25 março 2007

Europa sem Europa


A Europa dita da União apresenta-se-nos como uma soberba moldura inscrevendo a ausência de uma tela, uma bela encadernação sem miolo, um rico serviço de mesa sem refeição, uma partitura sem músicos. É uma construção nascida de genuínas boas-vontades, mas falta-lhe a razão integradora e o sentimento unificador. A Europa, tal como nos foi servida, duplica a visão que os burocratas, os homens dos dossiers e os tecno-juristas têm do real: esquemático, funcional como uma maquineta, previsível e sujeito a intervenções correctivas. É a síntese do pior Iluminismo, do mais pobre voluntarismo, da engenharia e da especialização, secções menores do positivismo.
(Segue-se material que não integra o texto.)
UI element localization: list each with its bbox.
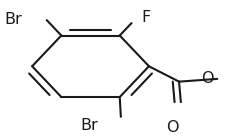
Text: F: F — [140, 10, 150, 25]
Text: O: O — [166, 120, 178, 135]
Text: O: O — [200, 71, 213, 86]
Text: Br: Br — [4, 12, 22, 27]
Text: Br: Br — [80, 118, 98, 133]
De fora ficaram aquelas realidades rebeldes que são, no fundo, os agentes determinantes da especificidade europeia: etnicidade, nacionalidade, cristianidade e humildade filosófica, mãe da aventura da especulação.



De uma série de lições dadas em Tubinga e Munique, entre 1947 e 1949, Romano Guardini produziu um texto que chegou ao português com o título O Fim da Idade Moderna. Nele, riscava com convincente verismo as sucessivas Weltanschauung prevalecentes no Ocidente da Antiguidade, na dita Idade Média e na Idade Moderna. Se para os Antigos os limites do mundo eram o limite do homem - não havendo um ponto fixo exterior, ao ponto da ideia de perfeição suprema não se afastar do Universo, um além no interior do todo último (Platão), ou um motor primeiro que anima o Universo, mas em estreita unidade causal com essa ordem (Aristóteles) - para os medievais, o ponto fixo exterior punha o mundo na essência e na realidade a partir do nada. Quanto à Filosofia Moderna, partiu das manifestações sensoriais da natureza para uma fenomenologia gnoseológica que se propunha ordenar e intervir na natureza (natura naturanda) , domesticada pela razão (natura naturanda) e instrumentalizada para servir a humanidade .



Da Antiguidade nasceu, pois, uma ideia de Homem (por antonomásia civilizado), sujeito de deveres e direitos na República, igual entre iguais. Da Idade Média, a ideia que o bom governo e a representação da sociedade política não mais seriam que a reprodução do plano divino, e da Idade Moderna o entendimento da política como servidora da realização e felicidade do homem.

Ao limitar a política a um conjunto de práticas tidas por simpáticas, mas às quais falta o entendimento do que é o bem comum europeu - cada vez mais reclamado por velhos regionalismos e pela cultura dos Estados-nação soberanistas ciosos de interesses de fronteira e prestígio - a Europa Unida transforma-se em adereço retórico sem substância. Ao negar a essencialidade matricial do cristianismo - somos cristãos pela cultura, quer o queiramos quer não - a Europa transforma-se numa vaga expressão cumulativa de experiências históricas desencontradas, até mesmo antagónicas, sem outro vínculo unitário que o dos dados históricos. Ao negar a herança de uma comunidade de saber - e da arrumação dos saberes - não pode a Europa reclamar a autenticidade de tudo o que a cultura, a sociedade e as ciências aqui produziram ao longo de séculos. Logo, uma Europa sem Constituição, uma Europa sem valores e uma Europa sem tradição intelectual em nada se pode distinguir de quaisquer outros projectos a surgir.



Falar de União Europeia sem a invocação destes três pilares, ou omitindo qualquer um deles, é negar a Europa.